Ce Nom est notre identité, un schéma qui nous décrit : « id-entité « signifie : « quelqu’un qui est pareil, tiré de », c’est une réplique comme une photo en trois dimensions de notre Être profond. Notre Nom est le porte parole de la personne que nous sommes réellement.  Notre identité, Prénom de naissance et Nom de Famille est notre « sésame » pour apparaître dans le « voir » de ce monde. Le Prénom de naissance retrace l’histoire de la vie terrienne de celui qui le porte.

Notre Prénom, nous le recevons à la naissance. En l’adossant, nous devenons sa vibration et son sens qui agit sur notre subconscient. Nous pouvons être aussi sous l’influence d’un surnom, sobriquet, diminutif ( » qui nous diminue »), ce qui modifie notre identité initiale. Or ce qui est initial nous initie. En être privé, c’est en être atrophié. Être dépossédé de notre identité de naissance est aussi grave que de fracturer la colonne vertébrale, nous en restons paralysé.

Les prénoms n,ont pas été choisis à la courte paille.

Sans que les parents s’en rendent compte, ils ont reçu intérieurement le prénom de naissance de leurs enfants. Si la mère « porteuse » de son enfant est bien à l’écoute, elle percevra le nom de naissance que celui-ci lui transmettra par ses gènes.

Notre prénom est la « chanson » que nous entendons le plus souvent depuis notre plus tendre enfance. Il nous modèle, nous pétrit, nous forme selon sa signification, nous remplit. Mais si nous sommes affublés d’un diminutif (qui nous diminue), nous voilà atrophiés dans notre identité. Nous deviendrons bancals, car il nous manquera une part de nous-mêmes. Évitez les diminutifs qui détruisent le potentiel du véritable prénom et ouvrent la voie à un inquiétant dédoublement de la personnalité. Exemple : « Ce petit Georges est devenu Jojo pour ses parents et pour sa grande soeur dans la chaleur sécurisante du foyer. Mais le voici qui commence à fréquenter l’école : dans ce monde plus dur, plus froid, légèrement hostile, il sera Georges. Il aura pour ainsi dire deux visages. En classe , c’est Georges qui sera puni. À la maison, c’est Jojo qui pleurera ». Vous sentez le danger ?

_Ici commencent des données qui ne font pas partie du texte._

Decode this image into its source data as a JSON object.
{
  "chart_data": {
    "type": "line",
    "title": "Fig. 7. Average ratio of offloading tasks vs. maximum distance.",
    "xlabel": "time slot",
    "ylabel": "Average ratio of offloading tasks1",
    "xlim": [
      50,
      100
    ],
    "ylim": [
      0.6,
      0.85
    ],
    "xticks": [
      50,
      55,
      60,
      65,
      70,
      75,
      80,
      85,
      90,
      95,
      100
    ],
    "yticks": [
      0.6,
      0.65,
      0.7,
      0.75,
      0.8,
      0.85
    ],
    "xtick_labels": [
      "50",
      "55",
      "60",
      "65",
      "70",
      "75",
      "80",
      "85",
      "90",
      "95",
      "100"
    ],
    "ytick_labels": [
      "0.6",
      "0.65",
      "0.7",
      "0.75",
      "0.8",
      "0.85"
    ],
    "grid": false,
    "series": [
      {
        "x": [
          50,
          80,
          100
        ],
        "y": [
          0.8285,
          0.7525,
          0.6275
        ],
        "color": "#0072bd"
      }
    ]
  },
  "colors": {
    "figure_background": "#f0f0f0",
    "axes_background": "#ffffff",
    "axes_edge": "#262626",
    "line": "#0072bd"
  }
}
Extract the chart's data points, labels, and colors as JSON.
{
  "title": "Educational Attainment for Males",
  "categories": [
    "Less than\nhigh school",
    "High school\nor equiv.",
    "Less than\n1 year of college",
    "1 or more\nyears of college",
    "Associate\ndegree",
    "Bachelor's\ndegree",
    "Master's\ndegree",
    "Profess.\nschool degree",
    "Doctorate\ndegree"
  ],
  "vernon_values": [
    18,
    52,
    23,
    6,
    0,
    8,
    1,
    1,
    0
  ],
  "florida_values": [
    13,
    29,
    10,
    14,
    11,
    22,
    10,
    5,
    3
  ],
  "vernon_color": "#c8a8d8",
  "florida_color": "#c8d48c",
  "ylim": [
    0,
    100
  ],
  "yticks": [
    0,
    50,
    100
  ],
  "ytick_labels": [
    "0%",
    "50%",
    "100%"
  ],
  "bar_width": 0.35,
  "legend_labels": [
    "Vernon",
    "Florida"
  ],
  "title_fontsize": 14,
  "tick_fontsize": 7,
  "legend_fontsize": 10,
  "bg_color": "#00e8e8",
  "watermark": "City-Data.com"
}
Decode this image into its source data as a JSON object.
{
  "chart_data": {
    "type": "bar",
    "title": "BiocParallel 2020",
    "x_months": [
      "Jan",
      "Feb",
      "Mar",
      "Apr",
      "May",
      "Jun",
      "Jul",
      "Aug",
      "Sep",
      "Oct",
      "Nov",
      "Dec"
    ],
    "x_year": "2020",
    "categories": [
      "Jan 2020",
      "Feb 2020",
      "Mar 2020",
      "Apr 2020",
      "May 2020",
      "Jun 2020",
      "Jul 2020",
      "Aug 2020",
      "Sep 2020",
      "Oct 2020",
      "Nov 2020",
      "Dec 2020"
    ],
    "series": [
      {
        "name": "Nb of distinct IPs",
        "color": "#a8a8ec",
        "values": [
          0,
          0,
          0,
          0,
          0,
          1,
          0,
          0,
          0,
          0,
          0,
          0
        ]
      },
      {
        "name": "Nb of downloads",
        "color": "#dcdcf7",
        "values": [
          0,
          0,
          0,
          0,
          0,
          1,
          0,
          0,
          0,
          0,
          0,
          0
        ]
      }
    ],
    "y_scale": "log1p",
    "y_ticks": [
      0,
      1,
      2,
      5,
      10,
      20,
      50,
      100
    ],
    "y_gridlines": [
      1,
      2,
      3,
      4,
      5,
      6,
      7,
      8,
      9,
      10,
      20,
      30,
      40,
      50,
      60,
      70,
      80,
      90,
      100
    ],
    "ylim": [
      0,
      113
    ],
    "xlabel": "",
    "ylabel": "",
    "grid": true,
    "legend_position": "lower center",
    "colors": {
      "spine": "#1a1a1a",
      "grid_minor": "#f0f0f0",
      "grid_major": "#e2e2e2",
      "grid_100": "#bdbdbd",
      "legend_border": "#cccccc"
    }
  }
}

Un prénom + un sobriquet, voilà de quoi perturber un enfant qui ne peut mesurer l’impact de ces différences. C’est par ignorance des retombées que nous affublons des personnes de surnoms divers. C’est tellement habituel que nous n’y faisons pas attention. Que Frédéric devienne Fredo, tout comme Philippe avec Phil ou Philou, c’est tellement chou ! Isabelle devient Isa, Emmanuel, Manu ; Nadine, Nad ;  Caroline Caro etc… La liste pourrait être longue.

Pire, l’absence d’un Nom, nous réduirait à la néantisation, à la disparition de notre raison d’Être.

Chaque personne née en ce monde représente quelque chose de nouveau, quelque chose d’originale, d’unique. Chaque homme pris à part est une créature nouvelle dans ce monde, et il est appelé à remplir sa mission, sa particularité en ce monde. Si nous sommes une Personne unique, jamais renouvelée, il serait bon que nous sachions ce que nous avons à Être, pour le vivre au meilleur niveau. En recevant notre prénom comme un Acte de Naissance, nous entamons une randonnée, nous nous mettons en marche, pour un chemin à réaliser, un chemin pour vivre notre Vérité.